Motorists passing by the future park site, on the northwest corner of the Mantoloking Bridge on the Brick side, have been able to see the construction of restroom facilities, gazebos and more in recent weeks, as construction on the $1.45 million project moves forward.
Bartlett said once the project is complete, the park will include a 50-foot-long fishing and crabbing pier, two fish cleaning areas (one with running water), a modern restroom facility, a boardwalk along the bayfront, gazebos and picnic areas which will be located under the shadow of the bridge in the shade. Crews will also construct a parking lot which will be able to hold 55 cars.
"It's really going to be quite nice," said Bartlett.

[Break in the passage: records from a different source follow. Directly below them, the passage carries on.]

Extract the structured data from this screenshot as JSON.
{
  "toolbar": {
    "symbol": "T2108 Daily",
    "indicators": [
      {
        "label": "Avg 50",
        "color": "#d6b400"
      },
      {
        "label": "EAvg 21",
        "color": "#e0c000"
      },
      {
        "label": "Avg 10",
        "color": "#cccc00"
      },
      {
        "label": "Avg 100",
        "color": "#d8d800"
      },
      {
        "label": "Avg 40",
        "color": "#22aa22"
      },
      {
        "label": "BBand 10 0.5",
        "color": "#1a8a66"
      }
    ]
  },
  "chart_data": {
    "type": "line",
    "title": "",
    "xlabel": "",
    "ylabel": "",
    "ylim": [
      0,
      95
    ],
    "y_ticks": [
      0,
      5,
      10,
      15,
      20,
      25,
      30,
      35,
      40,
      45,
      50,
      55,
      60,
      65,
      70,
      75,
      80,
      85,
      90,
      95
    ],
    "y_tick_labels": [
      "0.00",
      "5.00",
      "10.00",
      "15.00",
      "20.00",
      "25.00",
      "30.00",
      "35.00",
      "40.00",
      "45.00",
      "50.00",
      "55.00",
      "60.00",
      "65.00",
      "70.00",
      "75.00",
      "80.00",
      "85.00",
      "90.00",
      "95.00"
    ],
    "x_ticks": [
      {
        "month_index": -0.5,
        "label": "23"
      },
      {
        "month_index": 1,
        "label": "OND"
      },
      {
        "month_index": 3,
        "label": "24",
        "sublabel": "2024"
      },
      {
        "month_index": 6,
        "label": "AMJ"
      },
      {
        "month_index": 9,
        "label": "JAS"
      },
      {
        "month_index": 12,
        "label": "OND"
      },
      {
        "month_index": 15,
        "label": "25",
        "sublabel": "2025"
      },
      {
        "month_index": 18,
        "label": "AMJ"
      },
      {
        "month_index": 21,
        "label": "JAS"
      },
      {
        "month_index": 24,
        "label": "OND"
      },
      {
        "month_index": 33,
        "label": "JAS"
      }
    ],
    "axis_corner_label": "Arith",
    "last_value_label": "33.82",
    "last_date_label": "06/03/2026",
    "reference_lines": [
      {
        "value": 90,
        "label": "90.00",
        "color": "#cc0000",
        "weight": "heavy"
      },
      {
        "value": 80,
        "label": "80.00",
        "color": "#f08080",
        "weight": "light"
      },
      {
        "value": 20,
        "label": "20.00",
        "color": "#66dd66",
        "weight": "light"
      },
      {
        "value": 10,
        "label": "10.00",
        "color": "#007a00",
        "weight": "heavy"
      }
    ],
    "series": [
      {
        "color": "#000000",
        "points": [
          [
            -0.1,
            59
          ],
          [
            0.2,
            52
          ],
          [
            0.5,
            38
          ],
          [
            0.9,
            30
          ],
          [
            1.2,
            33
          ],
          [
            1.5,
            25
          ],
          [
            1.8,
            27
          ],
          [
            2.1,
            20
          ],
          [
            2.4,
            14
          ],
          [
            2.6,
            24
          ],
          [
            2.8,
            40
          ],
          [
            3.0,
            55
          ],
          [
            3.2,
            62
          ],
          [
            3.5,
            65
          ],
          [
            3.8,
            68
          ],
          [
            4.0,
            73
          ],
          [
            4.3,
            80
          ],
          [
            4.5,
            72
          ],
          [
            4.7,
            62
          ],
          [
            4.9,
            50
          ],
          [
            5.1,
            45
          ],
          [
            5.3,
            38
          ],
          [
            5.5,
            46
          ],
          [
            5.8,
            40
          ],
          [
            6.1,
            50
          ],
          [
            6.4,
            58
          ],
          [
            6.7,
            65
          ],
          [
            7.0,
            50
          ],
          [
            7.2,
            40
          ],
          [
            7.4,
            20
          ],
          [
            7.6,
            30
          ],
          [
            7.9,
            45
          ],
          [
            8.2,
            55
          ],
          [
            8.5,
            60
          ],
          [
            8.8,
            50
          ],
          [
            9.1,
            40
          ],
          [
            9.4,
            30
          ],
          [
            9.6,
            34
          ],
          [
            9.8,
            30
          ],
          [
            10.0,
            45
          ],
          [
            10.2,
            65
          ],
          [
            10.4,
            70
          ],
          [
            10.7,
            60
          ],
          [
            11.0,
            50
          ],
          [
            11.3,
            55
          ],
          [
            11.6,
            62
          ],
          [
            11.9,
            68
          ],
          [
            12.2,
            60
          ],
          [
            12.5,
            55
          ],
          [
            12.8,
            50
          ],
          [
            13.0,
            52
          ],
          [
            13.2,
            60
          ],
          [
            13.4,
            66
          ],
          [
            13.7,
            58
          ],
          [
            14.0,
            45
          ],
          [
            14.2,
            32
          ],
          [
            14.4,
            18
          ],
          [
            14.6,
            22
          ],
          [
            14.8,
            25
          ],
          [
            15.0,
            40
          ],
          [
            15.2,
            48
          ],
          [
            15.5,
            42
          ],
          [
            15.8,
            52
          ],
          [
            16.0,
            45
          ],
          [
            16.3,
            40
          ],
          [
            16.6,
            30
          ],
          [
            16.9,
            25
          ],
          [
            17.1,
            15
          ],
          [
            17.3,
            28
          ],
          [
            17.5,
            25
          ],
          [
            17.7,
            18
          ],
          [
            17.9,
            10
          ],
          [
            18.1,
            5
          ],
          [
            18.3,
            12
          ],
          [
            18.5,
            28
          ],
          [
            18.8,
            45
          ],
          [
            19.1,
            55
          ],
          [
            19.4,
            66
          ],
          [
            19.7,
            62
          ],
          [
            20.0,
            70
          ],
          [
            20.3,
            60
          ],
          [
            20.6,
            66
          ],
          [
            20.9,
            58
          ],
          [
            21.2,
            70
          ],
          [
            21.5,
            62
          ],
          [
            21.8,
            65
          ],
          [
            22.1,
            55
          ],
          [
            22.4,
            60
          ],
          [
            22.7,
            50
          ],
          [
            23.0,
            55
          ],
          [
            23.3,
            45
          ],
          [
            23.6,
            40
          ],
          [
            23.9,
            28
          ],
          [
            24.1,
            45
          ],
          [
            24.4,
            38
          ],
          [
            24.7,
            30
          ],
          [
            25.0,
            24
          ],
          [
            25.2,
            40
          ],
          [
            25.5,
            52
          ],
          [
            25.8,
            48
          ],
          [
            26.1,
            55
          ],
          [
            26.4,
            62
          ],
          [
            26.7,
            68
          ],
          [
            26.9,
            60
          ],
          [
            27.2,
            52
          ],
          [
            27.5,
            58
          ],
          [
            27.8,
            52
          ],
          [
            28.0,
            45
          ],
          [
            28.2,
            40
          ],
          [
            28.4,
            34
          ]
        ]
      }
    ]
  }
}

The new park replaces a former pier made from the "stub" of the former Mantoloking Bridge, Bartlett said. The pier became popular since the bridge was replaced several years ago, Bartlett said, but it wasn't well-suited for fishing and crabbing, being located very high above the water. Also, those who wanted to fish there had to park in an oft-muddy parking area down the street and cross the busy lanes of Mantoloking Road to get to the pier.
When the Mantoloking Bridge, which is owned by the county, was approved for replacement in 2003, the state ordered that a portion of the old span be made into a fishing pier.
"We all thought, who the heck's going to fish off of that?" said Bartlett. But many people did, prompting the county to plan a true fishing pier and adjacent park area along the bay. Since Brick officials were already planning to turn nearby Traders Cove Marina into a park, Bartlett said county officials decided to use its land in the same vicinity for the fishing pier.
Though the striped bass run in Barnegat Bay may be coming to a close by the time the park is fully completed, chilly-weather anglers who want to fish for winter flounder in March will have a fighting chance to hook a few flatties by fishing much closer to the water line than they were ever able to at the old pier. Plus, crabbers won't need tens of feet of line – and luck that their trap won't break on the steep fall to the water – next summer.
"We think it's going to be heavily, heavily used," Bartlett said.